The current solution does not identify the player involved in each header. Therefore, in addition to removing false positive detections, further video analysis by raters would be necessary to conduct individual exposure estimates. Furthermore, the DeepImpact algorithm is designed to only detect header events. Other types of impacts such as head to head, head to body, and head to ground will not be identified by the current network. Although the majority of head impacts are header events in soccer, other sports such as American football have different impact scenarios that may require different considerations in network design. In addition, an inherent limitation of video-based impact exposure measurements is the lack of impact kinematics information. It would be substantially more challenging to use video information to estimate the severity of impacts compared to sensor information.

A helpful future step in this research is to add player tracking into the system. Although player tracking using video information alone is a challenging task60, its successful implementation has two advantages. First, having players’ position information can complement the DeepImpact algorithm to identify the player in the header event. Second, players’ positions, along with their pose information, may not only provide additional information to confirm headers but also identify other types of impacts such as falling or head-body contacts. Human pose estimation using video has been extensively researched in the computer vision community61 and powerful algorithms have been developed for 2-dimensional and 3-dimensional estimation of human pose. Adaption of these algorithms for soccer can be used for impact detection and potentially kinematics estimation.

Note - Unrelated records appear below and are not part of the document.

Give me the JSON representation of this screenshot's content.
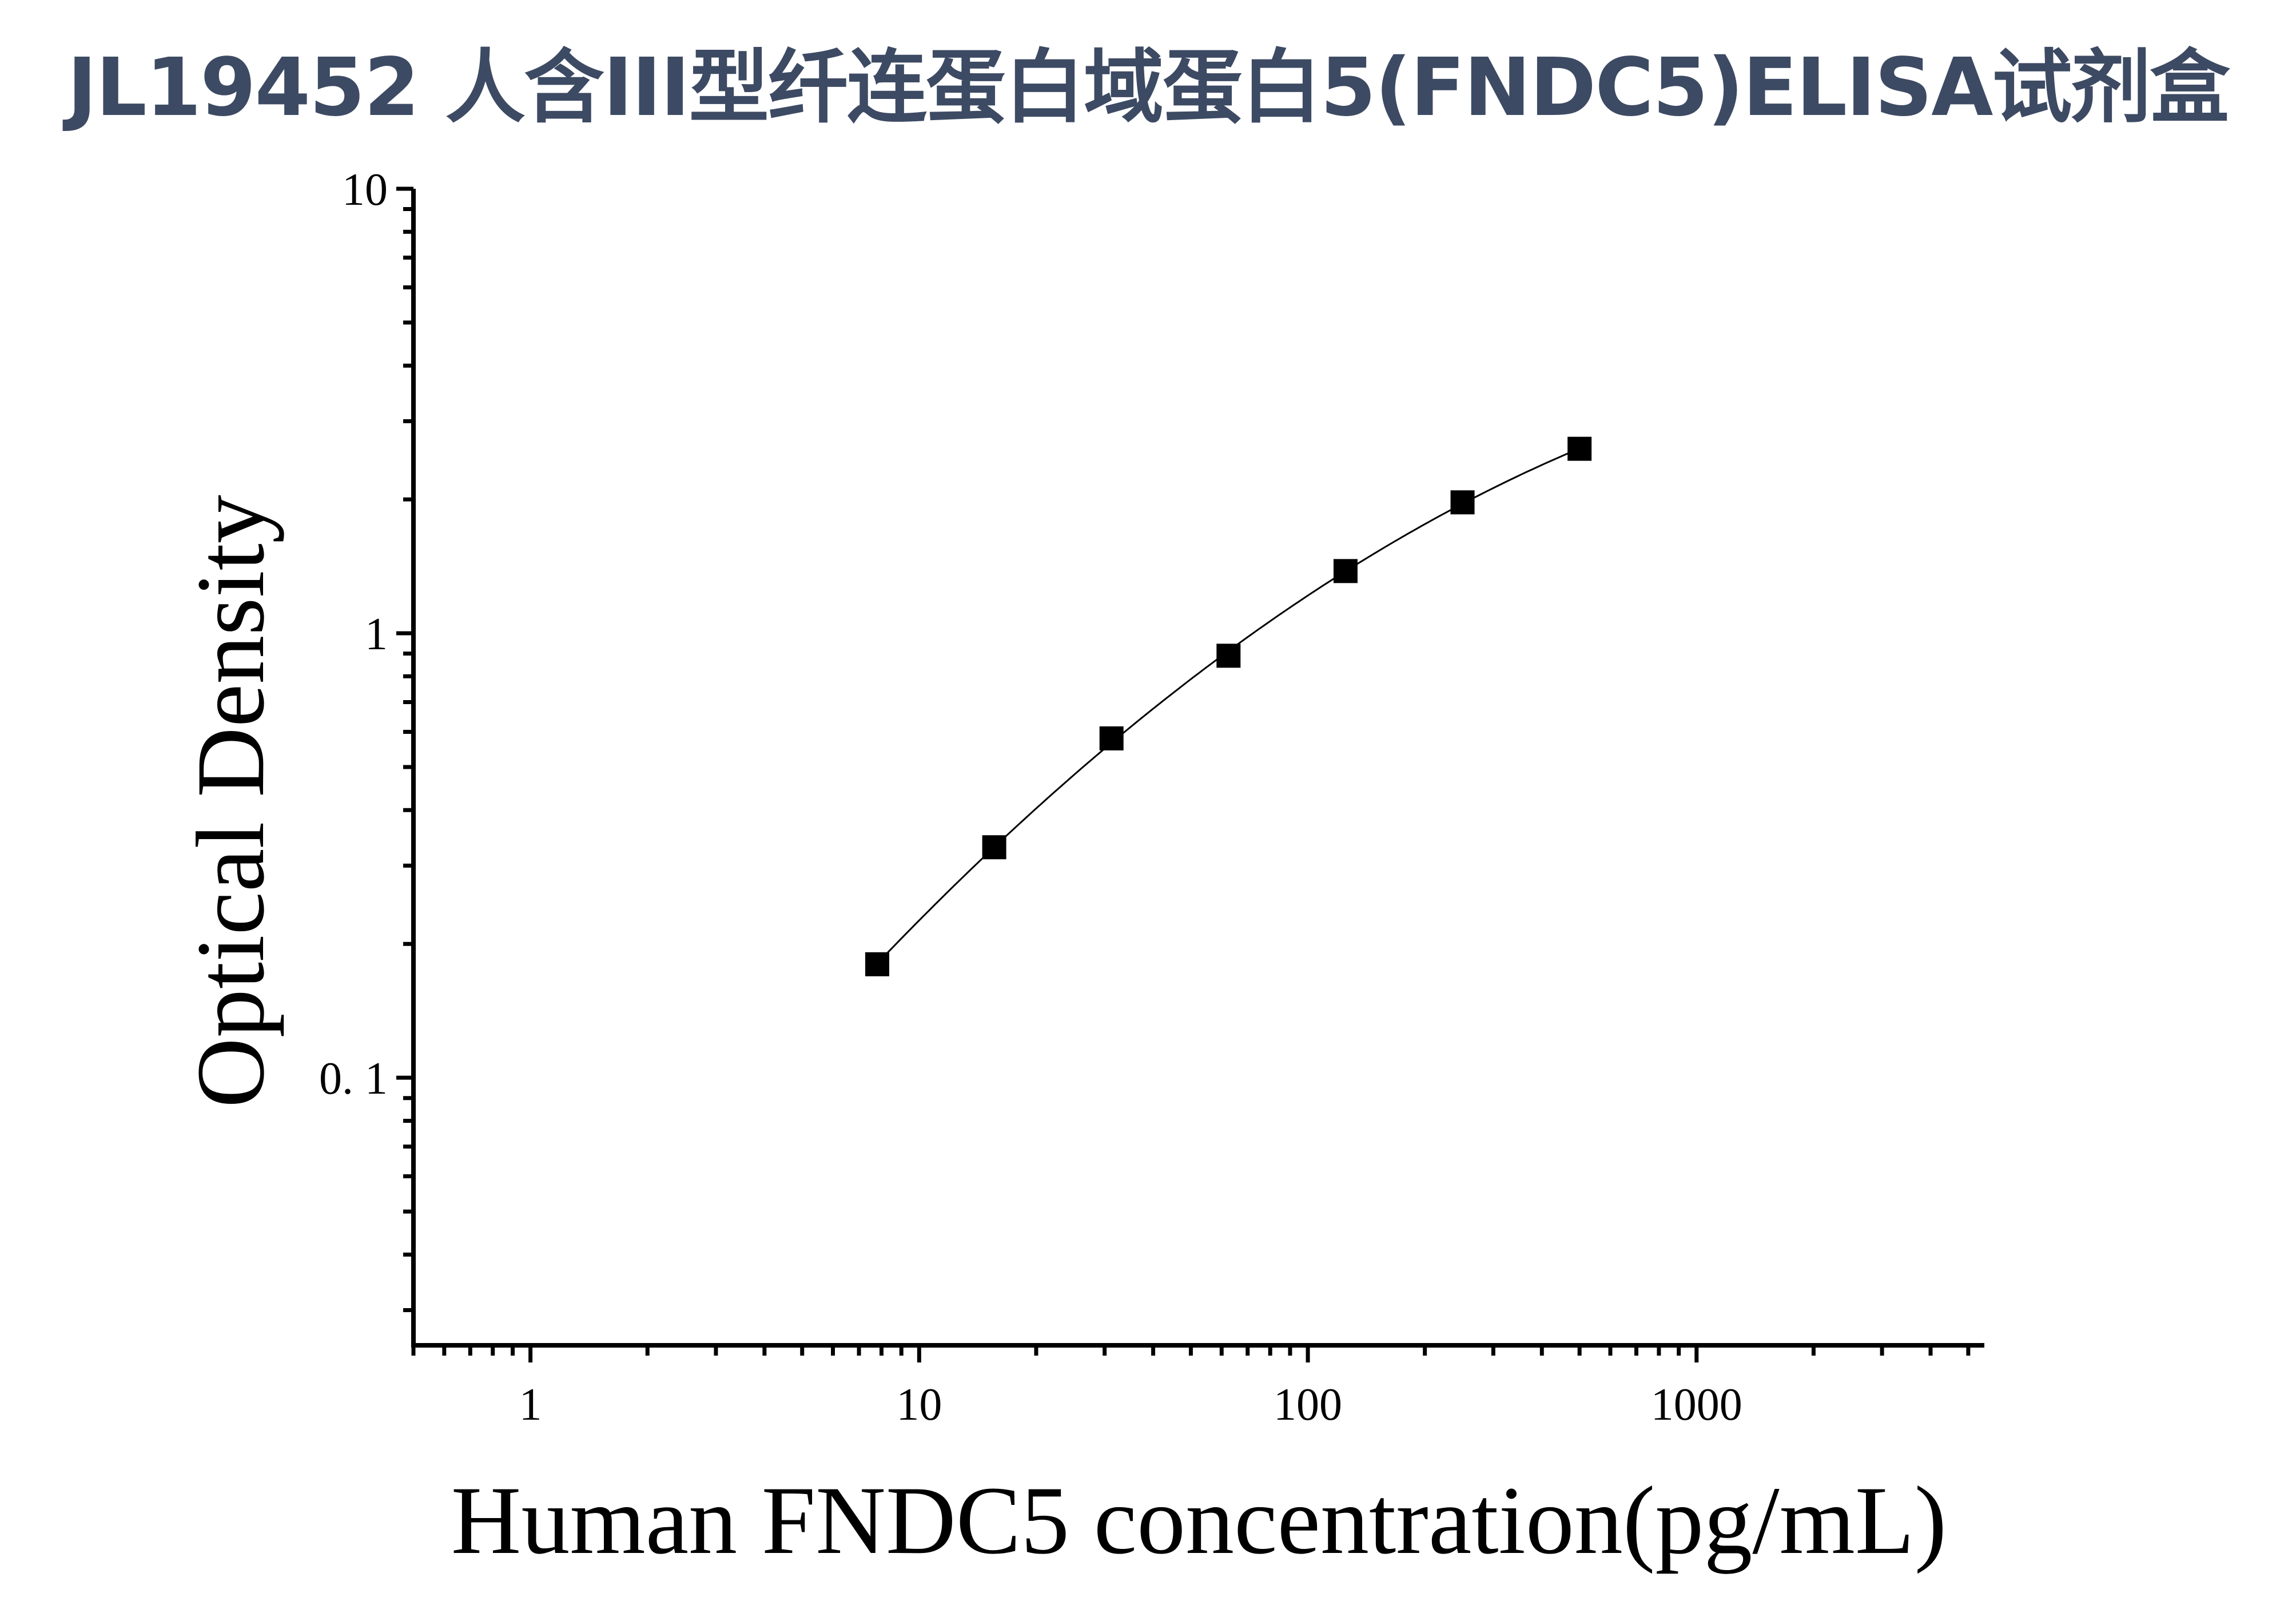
{
  "title": "JL19452 人含III型纤连蛋白域蛋白5(FNDC5)ELISA试剂盒",
  "chart_data": {
    "type": "scatter",
    "title": "JL19452 人含III型纤连蛋白域蛋白5(FNDC5)ELISA试剂盒",
    "xlabel": "Human FNDC5 concentration(pg/mL)",
    "ylabel": "Optical Density",
    "x_scale": "log",
    "y_scale": "log",
    "xlim": [
      0.5,
      5500
    ],
    "ylim": [
      0.025,
      10
    ],
    "x_ticks": [
      {
        "value": 1,
        "label": "1"
      },
      {
        "value": 10,
        "label": "10"
      },
      {
        "value": 100,
        "label": "100"
      },
      {
        "value": 1000,
        "label": "1000"
      }
    ],
    "y_ticks": [
      {
        "value": 0.1,
        "label": "0. 1"
      },
      {
        "value": 1,
        "label": "1"
      },
      {
        "value": 10,
        "label": "10"
      }
    ],
    "series": [
      {
        "marker": "square",
        "color": "#000000",
        "fit_line": true,
        "x": [
          7.8,
          15.6,
          31.25,
          62.5,
          125,
          250,
          500
        ],
        "y": [
          0.18,
          0.33,
          0.58,
          0.89,
          1.38,
          1.97,
          2.6
        ]
      }
    ],
    "grid": false,
    "legend": "none"
  }
}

Future work may also benefit from a multi-view soccer video dataset with better-defined camera position and angle. In fact, with multi-view information, we anticipate that a video-based header detection algorithm would be capable of fully automating accurate identification of header events, as potential false positive and false negative detections may be cross-verified using the multiple views. Another extension of the current work is to adapt the system for head impact detection in other sports such as American football. Head impact events in the video can be characterized differently in each sport. For example, helmet contact with other objects such as other helmets, ground, or another player’s body is the main characteristic of head impacts in American football. These characteristics can be used to modify and adapt the header detection algorithm. Expanding this work to other sports would enable multi-sport head impact exposure measurements, especially for sports where brain injuries are more prevalent.

Conclusion

We developed DeepImpact, an algorithm to identify header events in soccer using only video data. This algorithm achieved 95.3% sensitivity and 96% precision in cross validation, and 92.9% sensitivity and 21.1% precision on an independent test dataset. This test performance corresponds to correct identification of most header events, with an average of 3.5 minutes of each game video requiring further verification by a video rater to eliminate false positive detections. Our solution is a first step towards video-based head impact exposure quantification in soccer, and can help streamline the process of video analysis for independent or sensor-based impact exposure measurements. Such a system may enable the collection of an accurate large-scale head impact exposure dataset to study potential cumulative brain injury risk, and may also be further developed into an automated exposure monitoring tool for brain injury management in sports.